И фольклористы, и логики давно уже показали, что граница не имеет фиксированного положения, что потенциально она проходит везде. Самое безобидное утверждение, скажем, «Сократ человек» сталкивает два смысла, заключенные в словах «Сократ» и «человек», точно так же, как это прокламируется в манифесте обэриутов. Но важно, что граница актуализируется не везде и не всегда, в каждом конкретном акте она имеет свою конкретную актуализацию, которая и определяет природу этого, а не иного события. Повсеместность границы в не меньшей мере, чем легкость ее преодоления, аннулирует событийность. Событие как будто бы произошло — и в то же время не произошло: оно «как бы» произошло.
Существенно, что все эти теснейше увязанные между собой качества современной культуры: снятие дуальных оппозиций, включая субъектно-объектные, повсеместность и бессобытийная проходимость границы, отсутствие единичного, вариативная множественность всего, включая и самоидентификацию субъекта, с одной стороны, могут быть обнаружены в абсурдистских текстах как девятнадцатого, так и двадцатого века, а с другой стороны, реализуют определенную мощную тенденцию европейской культуры: волю культуры к процессуальности, текучести, вариативной изменчивости, которые, как живое косному, противопоставляются стабильности, определенности, завершенной замкнутости.
Мир, человек, предмет, взятые не в их завершенной реализации, но в их открытости, множественно-непредсказуемых возможностях, составляли сердцевинный пафос немецкого романтизма
[525]. Пусть он не мог быть усвоен излишне рационалистичными русскими адептами немецких романтиков — любомудрами, — зато в стиле Гоголя, способном лишить стабильности и переплавить любой предмет, эта тенденция реализовалась сполна. Но вот вопрос: не составляют ли всегда порицаемые за косность гоголевские обыватели, как и гофмановские филистеры, необходимой пары освобожденному от косности и определенности, восхитительно превращаемому, текучему миру? Не должен ли Катер Мурр, этот заправский филистер, также неизменно сопутствовать Крейслеру, как Санчо Панса — Дон Кихоту, а Лепорелло — Дон Жуану? Возможно, по той же причине гегелевская логика, вся построенная на превращаемости понятий, их постоянной способности к метаморфозе, в конце концов все же кладет предел себе самой. Но показательны и упреки, адресуемые по этому поводу Гегелю. В течение как минимум двух веков культура полагает в качестве положительной ценности вариативность, изменчивость, процессуальность — все то, что смывает законодательную и завершенную определенность, самотождественность, включая и самотождественность логических связей и оппозиций.Итак, как бы сильна ни была воля культуры к процессуальности, текучести, плавкости, при которой все застывшее, определенное, взаимоотграниченное и взаимоограничивающее приходит в состояние взаимопроницаемости и готовит к бесконечным метаморфозам, эта воля неизменно имела дело со «своим другим», либо просто с «другим», определенным, стабильным, логически зафиксированным, выполнявшим законодательно-ограничительную функцию.

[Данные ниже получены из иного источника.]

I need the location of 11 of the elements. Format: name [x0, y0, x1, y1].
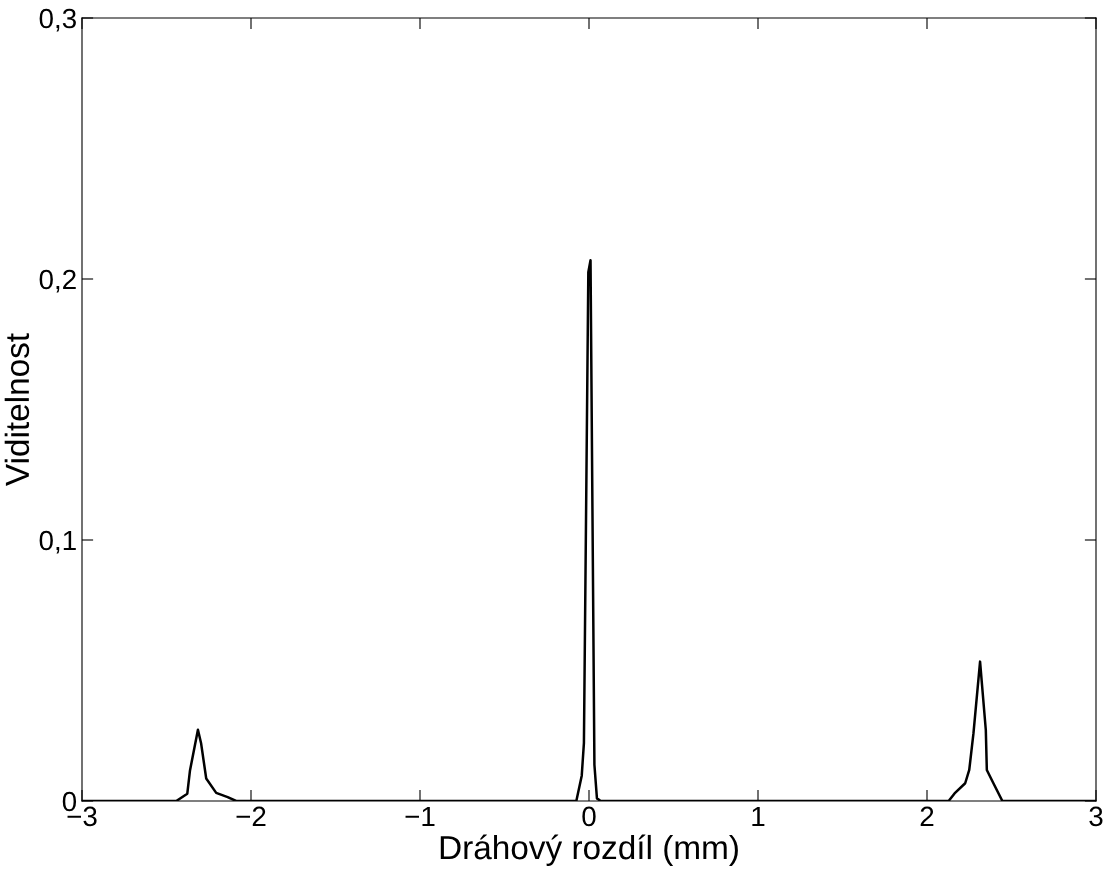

Можно было бы сказать, что постмодернистское сознание имеет в качестве своего другого прежнюю культуру Нового времени, что оно выросло из пересмотра и опровержения структурализма, модернизма и т. д. Но в постмодернистской ситуации выработалось одно принципиально новое качество, на которое я старалась указать. Качество это — нечувствительность к границам, столкновение с которыми во всех прежних культурных ситуациях воспринималось как позитивное или негативное, но неизменно острое переживание. В силу этого качества постмодернистское сознание имеет неограниченные ресурсы для беспрепятственного распространения. Как кажется, оно распространяется быстрее, чем успевают выработаться культурные механизмы, способные обеспечить выживаемость в новых, создаваемых им же самим социокультурных условиях. Что же касается прежних культурных механизмов, то они легко ассимилируются этим новым типом сознания, но теряют при этом свое основное функциональное назначение и вместе с ним — свое содержание. В этом смысле и можно говорить о том, что происходит гибель абсурда, в то время как он получает повсеместное, торжествующее распространение.